3.0 out of 5.0 stars

Título Original: CLIFF WALKERS Dirección: Zhang Yimou Guión: Yongxian Quan, Zhang Yimou y Yiran Pan Intérpretes: Zhang Yi, Zhang Hanyu, Amanda Qin, Zhu Yawen, Yu Hewei, Li Naiwen y Yu Ailei País: China. 2021 Duración: 120 minutos

Rapsodia china

Zhang Yimou levanta la bandera del cine chino desde hace cuatro décadas. Hemos visto transformarse al país mas poderoso del mundo y Zhang Yimou permanecía fiel a sí mismo. Lo ha tenido todo y se le ha despojado de casi todo. Eso incluye las bendiciones y descalificaciones de la crítica y de los festivales. A Yimou nada le tuerce el gesto. Impone coreografías imposibles en producciones de lujo o se embarca en aventuras intimistas con la misma actitud. Yimou ha visto y sufrido los vaivenes del tobogán oscuro de la política china.

Sufrió las últimas dentelladas de la revolución cultural y fue el maestro de ceremonias de la apertura de los juegos olímpicos chinos. Parece razonable afirmar tanto que Zhang Yimou nunca creyó en Mao, como que siempre ha admirado a Chaplin. El buen conocedor del hacer del autor de “Sorgo rojo” sabe que, explícita o implícitamente, el espíritu de Chaplin recorre y empapa buena parte de sus relatos.

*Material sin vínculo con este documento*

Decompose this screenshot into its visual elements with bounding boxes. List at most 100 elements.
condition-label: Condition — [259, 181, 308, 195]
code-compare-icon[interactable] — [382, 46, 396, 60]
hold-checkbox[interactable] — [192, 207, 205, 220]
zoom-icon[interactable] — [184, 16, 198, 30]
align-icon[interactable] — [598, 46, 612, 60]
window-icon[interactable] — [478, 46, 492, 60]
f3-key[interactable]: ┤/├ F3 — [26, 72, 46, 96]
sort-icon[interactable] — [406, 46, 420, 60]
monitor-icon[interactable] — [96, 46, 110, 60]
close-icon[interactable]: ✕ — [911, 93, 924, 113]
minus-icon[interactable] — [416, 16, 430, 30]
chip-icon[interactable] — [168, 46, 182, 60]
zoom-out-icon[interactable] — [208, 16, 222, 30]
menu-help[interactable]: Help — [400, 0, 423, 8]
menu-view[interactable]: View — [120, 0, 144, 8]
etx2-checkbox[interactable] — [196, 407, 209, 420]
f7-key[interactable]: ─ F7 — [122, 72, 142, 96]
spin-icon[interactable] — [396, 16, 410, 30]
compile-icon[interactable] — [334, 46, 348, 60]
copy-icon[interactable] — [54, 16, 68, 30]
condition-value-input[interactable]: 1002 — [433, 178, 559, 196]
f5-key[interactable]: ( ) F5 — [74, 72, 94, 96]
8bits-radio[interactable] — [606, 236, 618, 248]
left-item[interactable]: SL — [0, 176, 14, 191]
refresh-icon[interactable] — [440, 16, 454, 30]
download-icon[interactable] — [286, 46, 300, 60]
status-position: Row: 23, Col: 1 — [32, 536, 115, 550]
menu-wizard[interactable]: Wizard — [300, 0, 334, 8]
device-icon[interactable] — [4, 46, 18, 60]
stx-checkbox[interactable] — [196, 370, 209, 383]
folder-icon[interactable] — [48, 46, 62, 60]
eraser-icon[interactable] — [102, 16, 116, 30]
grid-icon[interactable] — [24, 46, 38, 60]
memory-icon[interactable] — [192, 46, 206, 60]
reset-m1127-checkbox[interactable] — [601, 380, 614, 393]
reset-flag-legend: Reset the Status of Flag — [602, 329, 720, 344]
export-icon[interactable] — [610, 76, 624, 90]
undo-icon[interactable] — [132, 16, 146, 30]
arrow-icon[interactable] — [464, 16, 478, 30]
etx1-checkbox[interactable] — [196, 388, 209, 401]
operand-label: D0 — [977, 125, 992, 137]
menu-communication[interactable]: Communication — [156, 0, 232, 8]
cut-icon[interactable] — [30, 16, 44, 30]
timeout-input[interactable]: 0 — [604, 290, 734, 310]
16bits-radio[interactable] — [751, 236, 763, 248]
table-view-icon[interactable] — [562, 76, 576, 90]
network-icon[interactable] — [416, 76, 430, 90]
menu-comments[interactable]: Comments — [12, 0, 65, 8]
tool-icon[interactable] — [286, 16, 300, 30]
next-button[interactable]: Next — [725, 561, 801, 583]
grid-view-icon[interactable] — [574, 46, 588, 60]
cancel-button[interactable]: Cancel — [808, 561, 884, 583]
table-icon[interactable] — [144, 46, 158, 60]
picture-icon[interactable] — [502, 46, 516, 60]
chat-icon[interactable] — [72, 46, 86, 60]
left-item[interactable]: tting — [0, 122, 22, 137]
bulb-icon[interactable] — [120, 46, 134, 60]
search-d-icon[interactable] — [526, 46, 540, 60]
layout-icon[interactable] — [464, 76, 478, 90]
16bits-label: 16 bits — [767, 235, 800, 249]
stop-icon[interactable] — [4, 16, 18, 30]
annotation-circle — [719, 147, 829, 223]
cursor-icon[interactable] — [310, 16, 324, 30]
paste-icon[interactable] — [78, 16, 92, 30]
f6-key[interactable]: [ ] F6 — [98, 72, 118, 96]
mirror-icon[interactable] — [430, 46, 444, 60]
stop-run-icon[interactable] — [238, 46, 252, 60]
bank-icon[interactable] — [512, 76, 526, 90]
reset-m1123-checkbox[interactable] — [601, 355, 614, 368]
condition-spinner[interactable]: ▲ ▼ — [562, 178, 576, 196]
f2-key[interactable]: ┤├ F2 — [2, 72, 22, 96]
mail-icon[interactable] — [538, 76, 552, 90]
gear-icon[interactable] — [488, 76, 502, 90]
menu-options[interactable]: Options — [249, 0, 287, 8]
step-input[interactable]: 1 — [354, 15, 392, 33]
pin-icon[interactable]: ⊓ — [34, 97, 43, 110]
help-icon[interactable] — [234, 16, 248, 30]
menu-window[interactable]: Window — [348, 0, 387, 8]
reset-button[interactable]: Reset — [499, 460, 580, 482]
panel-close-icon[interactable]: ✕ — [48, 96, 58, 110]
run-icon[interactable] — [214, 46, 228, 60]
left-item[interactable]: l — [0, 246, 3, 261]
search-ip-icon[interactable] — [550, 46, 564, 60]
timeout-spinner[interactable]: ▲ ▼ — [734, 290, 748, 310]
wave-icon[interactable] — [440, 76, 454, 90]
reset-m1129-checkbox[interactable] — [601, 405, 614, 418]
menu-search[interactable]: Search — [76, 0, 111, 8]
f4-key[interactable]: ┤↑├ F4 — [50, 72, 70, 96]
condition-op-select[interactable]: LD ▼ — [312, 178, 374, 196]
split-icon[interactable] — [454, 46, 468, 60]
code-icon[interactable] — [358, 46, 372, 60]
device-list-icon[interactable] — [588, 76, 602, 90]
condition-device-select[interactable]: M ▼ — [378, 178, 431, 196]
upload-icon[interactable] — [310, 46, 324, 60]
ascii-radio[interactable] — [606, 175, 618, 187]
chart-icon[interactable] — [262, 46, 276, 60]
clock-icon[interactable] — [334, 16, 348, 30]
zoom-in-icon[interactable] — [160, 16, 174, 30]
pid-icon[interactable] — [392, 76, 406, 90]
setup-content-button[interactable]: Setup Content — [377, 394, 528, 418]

El que aquí nos trae se ubica en los prolegómenos de la segunda guerra mundial, en el tiempo donde la demencia imperialista del sector más reaccionario japonés devoraba a los países vecinos. Corea y China supieron del horror del nazismo nipón, también lo sufrieron los propios japoneses. De hecho, en ese tiempo se cultivó el estigma de la crueldad oriental, superada de un manotazo con los bombardeos de Hiroshima y Nagasaki.

“Cliff Walkers” responde a un modelo de cine de folletín, aventuras de espías y dobles juegos envenenados. Comienza con una bella imagen, cuatro paracaídas blancos sobre un bosque nevado. Descienden dos parejas de agentes chinos entrenados por la URSS para cumplir una complicada misión. Un puro macguffin pretextual; sacar de China al único compatriota superviviente de un campo de exterminio japonés. Al estilo del Verhoeven de “El libro negro”, es decir, con el ritmo de las novelas de finales del XIX y con la electricidad a color del cine de aventuras de los años 30, “Cliff Walkers” desarrolla una trama de traiciones y torturas, de sufrimientos y heroicidades. Un homenaje a los héroes que se dejaron la vida en un tiempo oscuro del aque en Occidente no se supo y que en Oriente, tal vez, han olvidado.